NSF gets an at-home tour of NCAR

Scientists visit Arlington for talks, posters

December 17, 2012 | Many of the 1,700 employees at NSF’s headquarters in Arlington, Virginia, haven't had the opportunity to visit Boulder, but NCAR scientists brought their work and their enthusiasm to the funding agency in a day-long road show. The first-ever NCAR Science Day at NSF unfolded on November 16, with more than a dozen oral and poster presentations on a range of research topics.

Rebecca Morss speaking at NCAR Science Day
Rebecca Morss (NESL/MMM and ISP) put warning and response issues related to Hurricane Sandy and the June 2012 mid-Atlantic derecho in perspective, drawing on analyses from other recent extreme events. (Photo by Bill Mahoney, NCAR.)

The event was the brainchild of Michael Morgan, director of NSF’s Atmospheric and Geospace Sciences Division (AGS). Morgan points out that many NSF program directors spend two or three years at the agency before returning to their home institutions.

“I suspected that they may not have known what the foundation’s largest FFRDC [NCAR] was doing and how NCAR might relate to their program portfolios, especially those outside of the Directorate for Geosciences," says Morgan.

Science Day also introduced NCAR’s work to a broad array of other NSF staff, according to NCAR deputy director Maura Hagan, who worked with other NCAR managers to coordinate the event. Impacts were a key topic, she notes: “We thought that showcasing the physical science as well as impacts-related science would be most beneficial.” Each of the oral sessions included elements relating to both types of work. For example, RAL’s Bill Mahoney and Branko Kosovic covered the scientific challenges and the societal benefits of improved forecasting techniques for wind energy.

A session originally dedicated to derechoes in the wake of the massive June storm in the mid-Atlantic was tweaked to throw the spotlight onto issues related to Hurricane Sandy. ASP director Chris Davis and Rebecca Morss of NESL/MMM and ISP addressed the meteorology behind extreme events and the multiple societal factors involved in how people interpret and respond to warnings and risks.

Sarah Hughes at her poster at NCAR Science Day
Sarah Hughes, a postdoctoral researcher in ASP, presented early results from research conducted in Delhi and Mexico City on how issues of equity and justice are being incorporated into urban climate change planning. (Photo by Maura Hagan, NCAR.)
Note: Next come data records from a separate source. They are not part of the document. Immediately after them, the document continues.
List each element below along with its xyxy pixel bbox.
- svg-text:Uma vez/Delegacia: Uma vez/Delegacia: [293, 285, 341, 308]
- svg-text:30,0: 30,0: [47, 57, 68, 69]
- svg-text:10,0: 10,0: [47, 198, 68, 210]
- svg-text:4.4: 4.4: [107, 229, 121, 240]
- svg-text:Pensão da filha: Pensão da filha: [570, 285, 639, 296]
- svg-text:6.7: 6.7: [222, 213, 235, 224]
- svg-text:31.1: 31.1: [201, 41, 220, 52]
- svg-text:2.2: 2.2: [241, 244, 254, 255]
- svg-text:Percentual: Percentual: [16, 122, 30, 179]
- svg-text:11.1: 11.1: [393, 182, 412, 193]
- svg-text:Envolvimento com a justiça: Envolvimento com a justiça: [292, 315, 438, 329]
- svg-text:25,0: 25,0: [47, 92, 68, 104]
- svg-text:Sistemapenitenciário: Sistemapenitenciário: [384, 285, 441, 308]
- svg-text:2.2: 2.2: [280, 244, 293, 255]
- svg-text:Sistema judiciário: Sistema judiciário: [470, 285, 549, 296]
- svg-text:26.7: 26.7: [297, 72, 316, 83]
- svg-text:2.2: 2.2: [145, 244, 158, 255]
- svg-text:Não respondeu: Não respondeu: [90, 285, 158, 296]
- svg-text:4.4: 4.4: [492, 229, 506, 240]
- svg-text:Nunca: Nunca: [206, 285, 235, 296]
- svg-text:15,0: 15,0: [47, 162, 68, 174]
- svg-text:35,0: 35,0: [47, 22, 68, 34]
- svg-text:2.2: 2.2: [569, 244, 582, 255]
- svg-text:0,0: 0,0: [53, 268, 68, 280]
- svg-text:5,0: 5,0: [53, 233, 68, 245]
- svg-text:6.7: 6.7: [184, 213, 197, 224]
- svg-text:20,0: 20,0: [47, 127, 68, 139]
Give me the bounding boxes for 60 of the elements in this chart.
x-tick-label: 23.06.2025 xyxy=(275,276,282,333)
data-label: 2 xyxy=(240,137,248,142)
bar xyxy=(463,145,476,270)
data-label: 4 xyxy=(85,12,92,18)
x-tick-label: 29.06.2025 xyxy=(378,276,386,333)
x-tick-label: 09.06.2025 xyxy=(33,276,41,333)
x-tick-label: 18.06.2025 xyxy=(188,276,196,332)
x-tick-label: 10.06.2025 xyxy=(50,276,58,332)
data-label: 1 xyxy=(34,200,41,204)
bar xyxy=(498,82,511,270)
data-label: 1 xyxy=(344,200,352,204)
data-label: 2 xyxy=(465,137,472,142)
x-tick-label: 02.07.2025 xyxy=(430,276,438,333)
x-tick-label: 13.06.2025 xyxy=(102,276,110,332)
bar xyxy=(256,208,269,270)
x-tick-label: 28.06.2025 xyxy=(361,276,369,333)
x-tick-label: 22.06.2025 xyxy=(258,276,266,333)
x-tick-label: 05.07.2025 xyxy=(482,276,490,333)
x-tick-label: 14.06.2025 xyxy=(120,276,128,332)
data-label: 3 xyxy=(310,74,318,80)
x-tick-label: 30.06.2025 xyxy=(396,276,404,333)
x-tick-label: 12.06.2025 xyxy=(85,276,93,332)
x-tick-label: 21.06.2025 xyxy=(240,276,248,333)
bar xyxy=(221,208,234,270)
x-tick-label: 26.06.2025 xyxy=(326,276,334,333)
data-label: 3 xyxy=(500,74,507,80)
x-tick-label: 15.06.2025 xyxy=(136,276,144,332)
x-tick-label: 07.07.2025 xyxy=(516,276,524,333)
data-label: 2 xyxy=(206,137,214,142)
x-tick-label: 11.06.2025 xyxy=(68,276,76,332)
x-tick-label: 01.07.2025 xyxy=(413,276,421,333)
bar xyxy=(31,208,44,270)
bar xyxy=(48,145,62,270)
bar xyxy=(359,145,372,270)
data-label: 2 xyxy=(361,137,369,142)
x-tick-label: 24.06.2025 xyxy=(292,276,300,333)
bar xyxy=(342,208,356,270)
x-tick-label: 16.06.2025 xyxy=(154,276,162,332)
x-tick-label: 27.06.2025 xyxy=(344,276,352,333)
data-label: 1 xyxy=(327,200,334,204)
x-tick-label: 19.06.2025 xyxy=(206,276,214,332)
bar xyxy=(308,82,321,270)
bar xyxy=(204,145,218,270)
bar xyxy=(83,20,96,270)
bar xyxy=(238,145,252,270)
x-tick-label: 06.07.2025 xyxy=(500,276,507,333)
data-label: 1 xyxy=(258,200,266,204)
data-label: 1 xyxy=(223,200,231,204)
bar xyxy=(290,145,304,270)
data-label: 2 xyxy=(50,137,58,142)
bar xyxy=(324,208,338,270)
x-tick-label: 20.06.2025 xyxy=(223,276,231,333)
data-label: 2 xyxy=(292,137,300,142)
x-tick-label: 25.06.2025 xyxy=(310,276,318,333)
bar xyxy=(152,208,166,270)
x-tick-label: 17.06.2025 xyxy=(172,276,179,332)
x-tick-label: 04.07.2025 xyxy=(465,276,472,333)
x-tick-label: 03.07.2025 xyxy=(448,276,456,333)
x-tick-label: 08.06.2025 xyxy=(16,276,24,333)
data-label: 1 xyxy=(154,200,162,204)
Collaboration was another major theme, with the talks and posters acknowledging contributions from dozens of universities and other labs. Among the presenters were NCAR & UCAR interns Curtis Walker (SOARS), Devin Brown (EOL), and Ashleigh Bell (SiPARcS), as well as scientist Claudia Tebaldi (Climate Central), a long-term NCAR visitor.

According to Morgan, “AGS will definitely do this event again,” perhaps every year or every other year. “While no surprise to me, I found the talks and posters to be fascinating. Everyone I spoke with after the event was impressed with the quality of the presentations and the discussions that followed.”

NSF staff members conducted video interviews with several of the NCAR scientists on hand, and an NSF Discoveries article highlighting the scientists’ results will be released in early January.

This year’s talks and posters will also make it to NCAR sometime after the first of the year, says Hagan, probably in a series of lunchtime events. “We think our staff might enjoy them every bit as much as NSF did. The team of presenters was fabulous—they really made their work accessible.”